A Production Readiness Review is a consultation between a product development and SRE team covering an initial product launch or subsequent major change launch. They have two objectives:
- The service meets accepted standards of operational readiness, and service owners are prepared to work with the SRE team to take advantage of expertise.
- Improve the reliability of the service in production, minimising incident volume and impact.
Consultation may be insufficient if the service:
- has grown by orders of magnitude since launch; or
- has many dependents, serving significantly more traffic than originally intended.
A PRR might take place at any one of these stages of the Software Development Lifecycle:
- Build and implement
First decides which SRE team is a good fit for production take-over, selecting 1-3 members to conduct the process with the development team. This discussion should cover:
- Establishing SLO/SLA
- Design changes
- Planning/training schedules
Seek agreement over the process, end goals and outcomes required for SRE engagement.
The analysis stage lets SRE reviewers learn about the service's design and implementation to start identifying possible shortcomings based on the axes of concern. Where necessary, SRE reviewers should consult with other teams with more experience/domain knowledge with certain components or dependencies.
SRE teams should maintain a checklist for such reviews, covering items like:
- Updates too disruptive?
- Are upstream services being used as intended, and are their SLOs adequate?
- Requesting high enough network QoS for critical services?
- Are errors appropriately reported to logging systems?
- Are all failure conditions adequately reported?
- Well instrumented/monitored, with alerting?
- Operational standards, such as a review of recent incidents, postmortems and followups to gauge hygiene.
Improvements and refactoring
Identification and recommendation of improvements to the service should follow:
- Prioritise improvements based upon reliability importance.

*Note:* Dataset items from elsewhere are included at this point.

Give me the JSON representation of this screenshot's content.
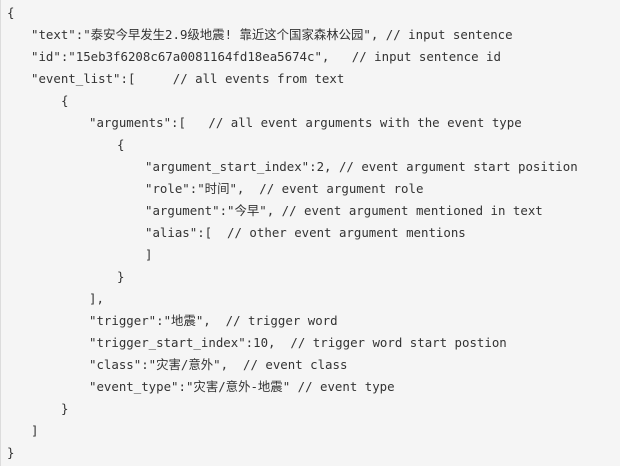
{
  "code": {
    "lines": [
      "{",
      "\"text\":\"泰安今早发生2.9级地震! 靠近这个国家森林公园\", // input sentence",
      "\"id\":\"15eb3f6208c67a0081164fd18ea5674c\",   // input sentence id",
      "\"event_list\":[     // all events from text",
      "{",
      "\"arguments\":[   // all event arguments with the event type",
      "{",
      "\"argument_start_index\":2, // event argument start position",
      "\"role\":\"时间\",  // event argument role",
      "\"argument\":\"今早\", // event argument mentioned in text",
      "\"alias\":[  // other event argument mentions",
      "]",
      "}",
      "],",
      "\"trigger\":\"地震\",  // trigger word",
      "\"trigger_start_index\":10,  // trigger word start postion",
      "\"class\":\"灾害/意外\",  // event class",
      "\"event_type\":\"灾害/意外-地震\" // event type",
      "}",
      "]",
      "}"
    ]
  }
}
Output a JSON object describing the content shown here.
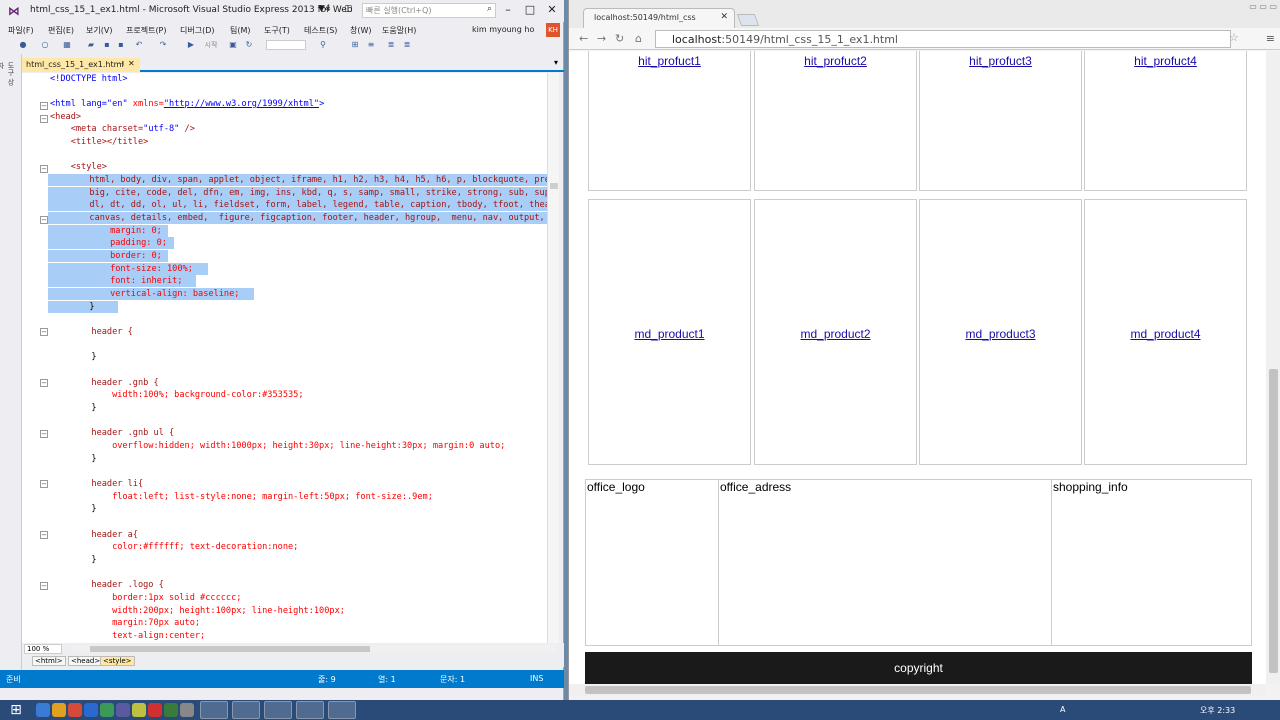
{
  "vs": {
    "title": "html_css_15_1_ex1.html - Microsoft Visual Studio Express 2013 for Web",
    "flag_count": "4",
    "quick_launch": "빠른 실행(Ctrl+Q)",
    "menu": [
      "파일(F)",
      "편집(E)",
      "보기(V)",
      "프로젝트(P)",
      "디버그(D)",
      "팀(M)",
      "도구(T)",
      "테스트(S)",
      "창(W)",
      "도움말(H)"
    ],
    "user": "kim myoung ho",
    "user_initials": "KH",
    "run_label": "시작",
    "side_tab": "도구 상자",
    "tab_name": "html_css_15_1_ex1.html",
    "zoom": "100 %",
    "crumbs": [
      "<html>",
      "<head>",
      "<style>"
    ],
    "status": {
      "ready": "준비",
      "line": "줄: 9",
      "col": "열: 1",
      "char": "문자: 1",
      "ins": "INS"
    },
    "code": {
      "l1": "<!DOCTYPE html>",
      "l3a": "<html lang=",
      "l3b": "\"en\"",
      "l3c": " xmlns=",
      "l3d": "\"http://www.w3.org/1999/xhtml\"",
      "l3e": ">",
      "l4": "<head>",
      "l5a": "    <meta charset=",
      "l5b": "\"utf-8\"",
      "l5c": " />",
      "l6": "    <title></title>",
      "l8": "    <style>",
      "l9": "        html, body, div, span, applet, object, iframe, h1, h2, h3, h4, h5, h6, p, blockquote, pre,",
      "l10": "        big, cite, code, del, dfn, em, img, ins, kbd, q, s, samp, small, strike, strong, sub, sup,",
      "l11": "        dl, dt, dd, ol, ul, li, fieldset, form, label, legend, table, caption, tbody, tfoot, thead,",
      "l12": "        canvas, details, embed,  figure, figcaption, footer, header, hgroup,  menu, nav, output, ruby,",
      "l13": "            margin: 0;",
      "l14": "            padding: 0;",
      "l15": "            border: 0;",
      "l16": "            font-size: 100%;",
      "l17": "            font: inherit;",
      "l18": "            vertical-align: baseline;",
      "l19": "        }",
      "l21": "        header {",
      "l23": "        }",
      "l25": "        header .gnb {",
      "l26": "            width:100%; background-color:#353535;",
      "l27": "        }",
      "l29": "        header .gnb ul {",
      "l30": "            overflow:hidden; width:1000px; height:30px; line-height:30px; margin:0 auto;",
      "l31": "        }",
      "l33": "        header li{",
      "l34": "            float:left; list-style:none; margin-left:50px; font-size:.9em;",
      "l35": "        }",
      "l37": "        header a{",
      "l38": "            color:#ffffff; text-decoration:none;",
      "l39": "        }",
      "l41": "        header .logo {",
      "l42": "            border:1px solid #cccccc;",
      "l43": "            width:200px; height:100px; line-height:100px;",
      "l44": "            margin:70px auto;",
      "l45": "            text-align:center;"
    }
  },
  "browser": {
    "tab_title": "localhost:50149/html_css",
    "url_host": "localhost",
    "url_rest": ":50149/html_css_15_1_ex1.html",
    "hit_products": [
      "hit_profuct1",
      "hit_profuct2",
      "hit_profuct3",
      "hit_profuct4"
    ],
    "md_products": [
      "md_product1",
      "md_product2",
      "md_product3",
      "md_product4"
    ],
    "footer": {
      "logo": "office_logo",
      "address": "office_adress",
      "shopping": "shopping_info"
    },
    "copyright": "copyright"
  },
  "taskbar": {
    "lang": "A",
    "time": "오후 2:33"
  }
}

- Discuss and negotiate with development team to agree plan of execution.
- SRE and product developments collaborate on refactoring the service and implementing improvements.
The SRE reviewers involved in the PRR have responsibility for training the wider SRE team assuming responsibility for the service. They should arrange training sessions and exercises based on:
- A design overview.
- A description of the production environment.
- Deep dives on request flows.
- Hands-on exercises for operations.
Onboarding is the progressive transfer of responsibility from the product development team to the SRE team of the production environment (operations, change management process and access management). It requires the development team to maintain availability for backup/advice as the team assumes ownership, which becomes the basis of the ongoing engagement.
As the team learns more about the service through incident response, change review and root cause analysis they should continue to share expertise with the development team in the form of suggestions and proposals. Lessons learned should be contributed back to any production guides maintained by the SRE team.
- Additional communication causes process overhead and additional cognitive load to reviewers.
- The SRE reviewers must be available, and able to manage their time and priorities around existing commitments.
- Work done by the SRE team must be highly visible and receive sufficient development team review to ensure knowledge is shared; SRE must behave as a part of the development team.
- Engagement starts very late in the process, after production launch. Issues could be identified much earlier in the process.